Allerdings sieht das Gericht eine Markenverletzung durch die Keyword Nutzung dann als gegeben an, wenn für Dritte aufgrund der allgemeinen Bekanntheit eines Vertriebsnetzes des Markeninhabers die Vermutung einer Verbindung des Markeninhabers und des Werbenden entsteht. In solchen Fällen sei eine weitergehende Kennzeichnung der Anzeigen erforderlich, um Klarheit zu schaffen. Diese Grundsätze müssen auch auf die Benutzung eines fremden Unternehmenskennzeichen übertragen werden, so das Gericht.

Unwissen schützt vor Strafe nicht – oder etwa doch?

Beauftragt ein Unternehmen die Firma Google mit der Schaltung nicht näher bezeichneter AdWords-Anzeigen und verwendet Google daraufhin eigenmächtig fremde Unternehmenskennzeichen, haftet der Werbetreibende für Markenrechtsverletzungen nicht anfänglich als Täter oder Störer. Vielmehr komme eine Haftung erst ab dem Zeitpunkt in Betracht, in dem das beauftragende Unternehmen Kenntnis von der vermeintlichen Rechtsverletzung erlangt.

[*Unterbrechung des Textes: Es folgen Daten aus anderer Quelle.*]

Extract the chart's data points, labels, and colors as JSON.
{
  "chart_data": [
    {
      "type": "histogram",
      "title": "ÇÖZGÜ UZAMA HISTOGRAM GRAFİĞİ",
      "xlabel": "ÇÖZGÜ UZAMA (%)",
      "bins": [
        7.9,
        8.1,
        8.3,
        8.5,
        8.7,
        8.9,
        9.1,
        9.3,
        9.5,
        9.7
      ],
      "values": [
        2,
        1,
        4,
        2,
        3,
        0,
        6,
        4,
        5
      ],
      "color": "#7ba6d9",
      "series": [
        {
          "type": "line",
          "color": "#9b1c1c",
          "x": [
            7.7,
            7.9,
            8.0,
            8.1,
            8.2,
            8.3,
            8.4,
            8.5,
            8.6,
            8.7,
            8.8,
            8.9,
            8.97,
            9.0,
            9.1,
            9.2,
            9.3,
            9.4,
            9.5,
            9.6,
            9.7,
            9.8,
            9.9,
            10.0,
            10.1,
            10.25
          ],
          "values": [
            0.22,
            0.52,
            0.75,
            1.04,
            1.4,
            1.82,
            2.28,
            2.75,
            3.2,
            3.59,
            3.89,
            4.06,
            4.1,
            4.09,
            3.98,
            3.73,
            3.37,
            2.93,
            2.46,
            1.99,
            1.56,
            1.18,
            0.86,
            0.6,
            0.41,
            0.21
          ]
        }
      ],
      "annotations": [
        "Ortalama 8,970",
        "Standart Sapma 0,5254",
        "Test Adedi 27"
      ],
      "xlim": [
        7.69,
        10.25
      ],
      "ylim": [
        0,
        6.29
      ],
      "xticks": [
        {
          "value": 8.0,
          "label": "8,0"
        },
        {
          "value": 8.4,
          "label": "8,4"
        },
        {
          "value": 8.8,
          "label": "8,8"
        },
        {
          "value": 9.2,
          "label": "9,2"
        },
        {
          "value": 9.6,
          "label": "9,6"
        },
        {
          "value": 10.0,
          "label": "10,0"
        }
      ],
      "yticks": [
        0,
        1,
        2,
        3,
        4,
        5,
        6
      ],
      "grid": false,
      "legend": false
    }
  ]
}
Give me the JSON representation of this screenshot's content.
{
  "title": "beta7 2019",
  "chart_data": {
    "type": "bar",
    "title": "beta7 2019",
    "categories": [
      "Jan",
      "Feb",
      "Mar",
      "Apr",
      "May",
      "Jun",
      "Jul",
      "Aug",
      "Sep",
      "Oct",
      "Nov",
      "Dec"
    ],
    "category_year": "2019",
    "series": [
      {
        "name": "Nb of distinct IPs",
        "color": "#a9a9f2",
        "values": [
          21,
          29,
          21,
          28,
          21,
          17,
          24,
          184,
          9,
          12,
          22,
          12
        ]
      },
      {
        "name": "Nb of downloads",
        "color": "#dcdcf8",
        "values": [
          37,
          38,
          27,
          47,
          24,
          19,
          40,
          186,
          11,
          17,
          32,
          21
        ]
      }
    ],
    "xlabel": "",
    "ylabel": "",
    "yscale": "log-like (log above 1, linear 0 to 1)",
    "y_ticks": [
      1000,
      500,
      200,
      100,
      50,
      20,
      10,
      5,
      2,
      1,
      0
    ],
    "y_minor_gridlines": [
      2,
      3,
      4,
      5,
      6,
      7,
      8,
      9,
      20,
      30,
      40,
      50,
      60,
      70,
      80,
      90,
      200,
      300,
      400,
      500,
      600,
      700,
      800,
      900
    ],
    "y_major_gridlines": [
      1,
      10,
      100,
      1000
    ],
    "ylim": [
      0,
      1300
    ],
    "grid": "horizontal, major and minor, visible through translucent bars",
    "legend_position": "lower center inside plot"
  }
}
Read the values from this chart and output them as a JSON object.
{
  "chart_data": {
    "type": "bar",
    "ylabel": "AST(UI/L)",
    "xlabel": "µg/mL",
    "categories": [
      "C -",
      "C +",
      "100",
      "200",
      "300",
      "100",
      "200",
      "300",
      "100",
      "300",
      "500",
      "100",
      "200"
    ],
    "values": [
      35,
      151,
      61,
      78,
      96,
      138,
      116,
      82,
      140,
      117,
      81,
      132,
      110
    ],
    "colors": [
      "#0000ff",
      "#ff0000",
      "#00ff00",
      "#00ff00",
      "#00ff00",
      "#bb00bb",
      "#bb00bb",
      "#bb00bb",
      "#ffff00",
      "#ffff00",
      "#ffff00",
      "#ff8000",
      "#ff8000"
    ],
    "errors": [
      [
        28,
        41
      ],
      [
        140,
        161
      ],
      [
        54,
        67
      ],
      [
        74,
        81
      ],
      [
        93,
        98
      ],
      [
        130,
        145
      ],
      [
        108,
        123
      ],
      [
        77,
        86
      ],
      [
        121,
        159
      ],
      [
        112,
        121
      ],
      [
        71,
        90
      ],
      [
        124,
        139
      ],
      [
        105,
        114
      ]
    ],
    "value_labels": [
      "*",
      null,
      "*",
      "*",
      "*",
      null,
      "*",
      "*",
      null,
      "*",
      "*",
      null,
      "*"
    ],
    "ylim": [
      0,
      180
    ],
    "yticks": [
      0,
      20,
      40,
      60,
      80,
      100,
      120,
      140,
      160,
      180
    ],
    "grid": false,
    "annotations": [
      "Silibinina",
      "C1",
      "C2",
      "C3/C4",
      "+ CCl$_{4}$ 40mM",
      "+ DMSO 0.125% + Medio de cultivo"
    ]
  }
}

Erst dann könne von einem Verstoß gegen die bestehende Prüfpflicht ausgegangen werden, sofern das Keyword dann nicht bereits auf die „Blacklist“ verschoben wurde.

Das Oberlandesgericht Frankfurt a.M. stellt klar, dass ein Google-AdWords-Kunde im Falle einer Markenrechtsverletzung für seine Anzeige frühestens ab Kenntnis darüber als Störer angesehen werden könne – dies sei vor allem dann anzunehmen, wenn Google automatisch ein markenrechtlich geschütztes Wortzeichen als AdWord zur Anzeige hinzufügt. Also gilt wohl eher: Unkenntnis schützt vor der Annahme der Störereigenschaft!